Казаки смеялись, улыбался и монах. Отвечал:

- Не бойся, казак. Я за тебя тоже молить Господа буду. Авось простит тебе слова неразумные. Вот как ты думаешь, куда ты попадешь после смерти?..

- В землю! Говорят, человек рожден для счастья, для вечной жизни, да только могильные черви другого мнения.

- А как умрешь, ты думал?.. - вопрошал монах. - Желаешь умереть без покаяния и святых даров?

Здесь заспорили: в неверии Корела был одинок. Все остальные полагали, что желательно умирать причастившись, и лечь в освященную землю.

- А вот мой приятель, Крысолов, тот говорит, что хочет умереть стоя, в бою, - спорил Корела. - Он много раз убивал, видал такую смерть. Говорит, что лучше так умереть, чем от болезней и старости. А мы все бережемся, пытаемся прожить дольше, забывая, что наша смерть стареет с нами, что чем она старше - тем она хуже.

- А ты как умереть хотел бы? - любопытствовал инок.

- После хорошей пьянки, но перед похмельем, - улыбнулся Корела

Кричали тревогу, и казаки вскакивали, разбирая оружие, карабкались на стены, лезли под землю. Под стенами, в застенках крепости казаки прорыли ходы, норы, жили в них словно киево-печерские старцы, хотя и были не столь безобидны. Порой, пережидая обстрел, сидели там с утра и до вечера, на воздух выходили только ночью. Зато стоило кому-то из царевых разведчиков сунуться туда, как из темноты гремели выстрелы.

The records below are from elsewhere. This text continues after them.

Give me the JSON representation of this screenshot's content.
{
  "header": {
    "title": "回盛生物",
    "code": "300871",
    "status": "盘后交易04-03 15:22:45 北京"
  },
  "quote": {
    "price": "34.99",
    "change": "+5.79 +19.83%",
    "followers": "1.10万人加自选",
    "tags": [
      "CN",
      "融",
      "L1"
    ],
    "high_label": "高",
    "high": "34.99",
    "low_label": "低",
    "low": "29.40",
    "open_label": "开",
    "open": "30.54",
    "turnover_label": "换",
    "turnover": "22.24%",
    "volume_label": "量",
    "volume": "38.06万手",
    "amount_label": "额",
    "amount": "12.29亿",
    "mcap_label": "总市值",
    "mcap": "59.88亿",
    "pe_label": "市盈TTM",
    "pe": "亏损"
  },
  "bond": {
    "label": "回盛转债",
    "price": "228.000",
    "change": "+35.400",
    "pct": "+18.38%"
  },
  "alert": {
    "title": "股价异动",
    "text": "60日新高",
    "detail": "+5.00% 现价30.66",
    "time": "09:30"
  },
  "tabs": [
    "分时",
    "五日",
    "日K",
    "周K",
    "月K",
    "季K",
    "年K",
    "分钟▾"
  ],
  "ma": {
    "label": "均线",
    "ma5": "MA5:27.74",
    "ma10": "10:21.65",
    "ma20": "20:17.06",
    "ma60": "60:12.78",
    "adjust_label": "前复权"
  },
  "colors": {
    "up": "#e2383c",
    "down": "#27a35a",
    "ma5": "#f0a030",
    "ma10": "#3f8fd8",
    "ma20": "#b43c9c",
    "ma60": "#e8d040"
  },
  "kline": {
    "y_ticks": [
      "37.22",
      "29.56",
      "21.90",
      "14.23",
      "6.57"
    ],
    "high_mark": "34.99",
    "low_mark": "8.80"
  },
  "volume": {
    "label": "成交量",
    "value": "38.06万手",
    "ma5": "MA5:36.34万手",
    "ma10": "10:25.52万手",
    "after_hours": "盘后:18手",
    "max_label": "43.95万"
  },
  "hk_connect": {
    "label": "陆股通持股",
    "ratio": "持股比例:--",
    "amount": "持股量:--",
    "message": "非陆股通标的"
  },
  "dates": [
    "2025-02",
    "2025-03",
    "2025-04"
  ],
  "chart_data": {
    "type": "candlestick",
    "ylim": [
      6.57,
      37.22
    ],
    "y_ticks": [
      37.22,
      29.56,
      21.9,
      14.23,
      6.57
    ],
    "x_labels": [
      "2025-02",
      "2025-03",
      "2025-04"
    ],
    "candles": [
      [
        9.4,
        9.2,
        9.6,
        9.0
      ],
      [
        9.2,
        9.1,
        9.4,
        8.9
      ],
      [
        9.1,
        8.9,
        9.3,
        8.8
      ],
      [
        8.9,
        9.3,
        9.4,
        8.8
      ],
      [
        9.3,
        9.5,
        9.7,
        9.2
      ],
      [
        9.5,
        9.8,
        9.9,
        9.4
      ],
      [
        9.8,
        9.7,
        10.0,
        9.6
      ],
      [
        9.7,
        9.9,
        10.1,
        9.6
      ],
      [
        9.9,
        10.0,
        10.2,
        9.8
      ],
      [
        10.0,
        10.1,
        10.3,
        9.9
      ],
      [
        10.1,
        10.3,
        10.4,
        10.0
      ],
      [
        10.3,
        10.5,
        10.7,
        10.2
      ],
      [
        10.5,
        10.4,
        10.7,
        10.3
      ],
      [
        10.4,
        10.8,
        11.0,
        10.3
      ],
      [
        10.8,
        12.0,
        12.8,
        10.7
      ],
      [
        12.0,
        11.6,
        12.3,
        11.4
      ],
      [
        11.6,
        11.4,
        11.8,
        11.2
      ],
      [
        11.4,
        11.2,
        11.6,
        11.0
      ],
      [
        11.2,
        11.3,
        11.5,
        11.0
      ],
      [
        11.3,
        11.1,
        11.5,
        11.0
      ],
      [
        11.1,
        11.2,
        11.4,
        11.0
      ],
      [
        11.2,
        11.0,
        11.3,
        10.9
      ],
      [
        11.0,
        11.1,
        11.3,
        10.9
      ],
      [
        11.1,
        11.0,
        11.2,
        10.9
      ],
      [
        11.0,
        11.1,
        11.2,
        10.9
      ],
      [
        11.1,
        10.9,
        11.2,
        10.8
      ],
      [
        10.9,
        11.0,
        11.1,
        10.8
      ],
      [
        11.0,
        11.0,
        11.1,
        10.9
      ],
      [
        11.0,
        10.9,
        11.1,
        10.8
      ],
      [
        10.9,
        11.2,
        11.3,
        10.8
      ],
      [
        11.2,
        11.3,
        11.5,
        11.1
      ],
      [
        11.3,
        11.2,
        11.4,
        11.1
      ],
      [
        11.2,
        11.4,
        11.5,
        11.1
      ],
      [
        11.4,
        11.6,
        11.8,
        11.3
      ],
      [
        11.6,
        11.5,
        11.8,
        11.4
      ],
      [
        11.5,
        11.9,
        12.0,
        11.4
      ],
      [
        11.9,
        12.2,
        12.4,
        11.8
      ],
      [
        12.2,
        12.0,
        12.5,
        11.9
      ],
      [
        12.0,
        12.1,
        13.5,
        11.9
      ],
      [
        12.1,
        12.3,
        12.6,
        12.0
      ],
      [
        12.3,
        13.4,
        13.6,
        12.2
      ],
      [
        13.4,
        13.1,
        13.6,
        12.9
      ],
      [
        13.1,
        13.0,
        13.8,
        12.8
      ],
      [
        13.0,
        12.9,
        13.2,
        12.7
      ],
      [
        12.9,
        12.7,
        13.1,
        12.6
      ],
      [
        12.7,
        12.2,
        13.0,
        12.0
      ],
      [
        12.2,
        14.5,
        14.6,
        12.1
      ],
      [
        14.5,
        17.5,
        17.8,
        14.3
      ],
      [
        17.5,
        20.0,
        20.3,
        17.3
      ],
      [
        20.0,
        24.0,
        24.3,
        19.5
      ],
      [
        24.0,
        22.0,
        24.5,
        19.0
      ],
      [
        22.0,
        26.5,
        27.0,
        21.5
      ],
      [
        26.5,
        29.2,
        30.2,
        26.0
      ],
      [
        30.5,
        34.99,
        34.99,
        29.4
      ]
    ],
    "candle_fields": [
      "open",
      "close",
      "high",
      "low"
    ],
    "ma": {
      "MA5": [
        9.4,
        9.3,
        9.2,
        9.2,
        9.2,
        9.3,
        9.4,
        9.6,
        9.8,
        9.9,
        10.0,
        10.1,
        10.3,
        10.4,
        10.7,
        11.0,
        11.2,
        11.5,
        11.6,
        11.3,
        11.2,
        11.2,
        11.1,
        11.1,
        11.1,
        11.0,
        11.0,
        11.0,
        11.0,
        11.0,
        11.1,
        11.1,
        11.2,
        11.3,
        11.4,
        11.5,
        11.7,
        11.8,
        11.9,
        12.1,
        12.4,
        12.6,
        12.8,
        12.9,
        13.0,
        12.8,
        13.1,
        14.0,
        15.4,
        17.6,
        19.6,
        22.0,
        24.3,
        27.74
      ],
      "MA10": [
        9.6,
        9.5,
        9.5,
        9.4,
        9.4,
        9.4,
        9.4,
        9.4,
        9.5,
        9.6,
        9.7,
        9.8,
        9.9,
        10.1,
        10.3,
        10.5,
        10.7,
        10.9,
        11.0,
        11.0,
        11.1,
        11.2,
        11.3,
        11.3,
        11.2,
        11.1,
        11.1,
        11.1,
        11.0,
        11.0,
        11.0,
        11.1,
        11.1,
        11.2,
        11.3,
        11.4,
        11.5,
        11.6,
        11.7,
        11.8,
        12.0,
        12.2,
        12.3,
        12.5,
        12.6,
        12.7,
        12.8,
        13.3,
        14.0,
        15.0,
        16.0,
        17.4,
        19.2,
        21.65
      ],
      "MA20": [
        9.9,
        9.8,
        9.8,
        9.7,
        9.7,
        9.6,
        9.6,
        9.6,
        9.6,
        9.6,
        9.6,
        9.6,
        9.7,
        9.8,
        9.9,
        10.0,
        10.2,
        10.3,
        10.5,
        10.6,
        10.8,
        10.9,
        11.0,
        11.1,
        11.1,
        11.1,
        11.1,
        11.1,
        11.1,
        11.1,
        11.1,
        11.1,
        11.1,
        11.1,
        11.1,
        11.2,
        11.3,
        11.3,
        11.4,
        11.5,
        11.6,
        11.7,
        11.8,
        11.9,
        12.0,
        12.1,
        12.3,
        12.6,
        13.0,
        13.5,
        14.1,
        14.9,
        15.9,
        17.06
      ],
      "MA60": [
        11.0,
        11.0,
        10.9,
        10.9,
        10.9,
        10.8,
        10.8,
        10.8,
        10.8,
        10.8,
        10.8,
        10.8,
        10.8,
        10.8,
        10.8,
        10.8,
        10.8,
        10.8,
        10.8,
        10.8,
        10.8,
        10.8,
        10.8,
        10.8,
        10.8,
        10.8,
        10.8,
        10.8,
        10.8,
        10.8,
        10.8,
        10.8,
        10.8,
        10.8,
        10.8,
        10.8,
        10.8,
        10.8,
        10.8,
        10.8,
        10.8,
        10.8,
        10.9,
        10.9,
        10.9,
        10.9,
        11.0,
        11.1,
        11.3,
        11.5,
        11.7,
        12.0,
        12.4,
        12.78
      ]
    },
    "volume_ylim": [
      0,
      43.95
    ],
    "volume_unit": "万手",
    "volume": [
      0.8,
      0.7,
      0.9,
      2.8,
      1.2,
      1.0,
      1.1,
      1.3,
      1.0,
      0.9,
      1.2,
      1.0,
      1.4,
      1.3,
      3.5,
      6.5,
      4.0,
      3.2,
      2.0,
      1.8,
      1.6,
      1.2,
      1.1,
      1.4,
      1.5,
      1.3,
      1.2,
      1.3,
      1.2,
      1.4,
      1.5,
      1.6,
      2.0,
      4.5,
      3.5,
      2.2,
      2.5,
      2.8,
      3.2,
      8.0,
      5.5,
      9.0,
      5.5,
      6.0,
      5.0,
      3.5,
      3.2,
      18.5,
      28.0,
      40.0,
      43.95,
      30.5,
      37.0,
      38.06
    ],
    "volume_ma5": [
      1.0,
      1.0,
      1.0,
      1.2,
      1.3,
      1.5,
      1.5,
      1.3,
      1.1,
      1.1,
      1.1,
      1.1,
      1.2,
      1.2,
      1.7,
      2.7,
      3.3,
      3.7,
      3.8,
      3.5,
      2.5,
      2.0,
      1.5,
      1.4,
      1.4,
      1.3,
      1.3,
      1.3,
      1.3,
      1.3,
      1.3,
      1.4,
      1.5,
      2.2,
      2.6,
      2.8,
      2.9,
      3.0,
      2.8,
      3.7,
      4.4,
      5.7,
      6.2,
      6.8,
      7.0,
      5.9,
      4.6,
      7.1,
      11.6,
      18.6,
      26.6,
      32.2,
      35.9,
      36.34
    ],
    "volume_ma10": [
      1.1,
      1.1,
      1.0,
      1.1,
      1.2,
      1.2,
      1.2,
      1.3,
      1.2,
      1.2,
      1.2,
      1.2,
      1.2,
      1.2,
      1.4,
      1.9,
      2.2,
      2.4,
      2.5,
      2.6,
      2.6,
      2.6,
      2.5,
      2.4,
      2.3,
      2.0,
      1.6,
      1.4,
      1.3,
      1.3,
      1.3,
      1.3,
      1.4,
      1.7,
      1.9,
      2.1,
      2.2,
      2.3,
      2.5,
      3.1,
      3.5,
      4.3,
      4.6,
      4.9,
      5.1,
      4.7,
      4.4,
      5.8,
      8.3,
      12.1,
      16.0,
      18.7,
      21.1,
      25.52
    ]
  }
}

Иногда делали вылазки и сами: отбивали военные припасы, но могли устроить свалку из-за казана с кашей, из-за телеги дров. Было и такое, что на прокорм всей казацкой братии осталось только два мешка лука. Казаки ели его и плакали. В иные дни, когда вылазки были неудачны, и осажденные постились вместе с иноком: попили водицы - вот и пообедали.

Дальше оказалось еще хуже - после окончания осенних дождей обмелели реки, высох колодец в крепости. Приходилось собирать снег, колоть лед на реке, а после топить его на сковородках и в казанах. Даже воду, на которую недавно бурчали казаки, приходилось делить по счету.

Но Корела вопреки тяжкому положению даже веселел. Ему казалось: чем дальше, тем стрельцы царевы поддаются, дерутся невзаправду, лишь для виду.

Ответно он не старался кого-то убить, но ежели кто подворачивался под удар или пулю - уж не обессудьте.

Наконец ударили морозы. Обе речушки, протекающие мимо крепости замерзли, так что лед выдерживал конного. Казалось: путь к отходу открыт, но, устроив совет, Корела заявил, что никого он не держит, однако уходить тоже не намерен.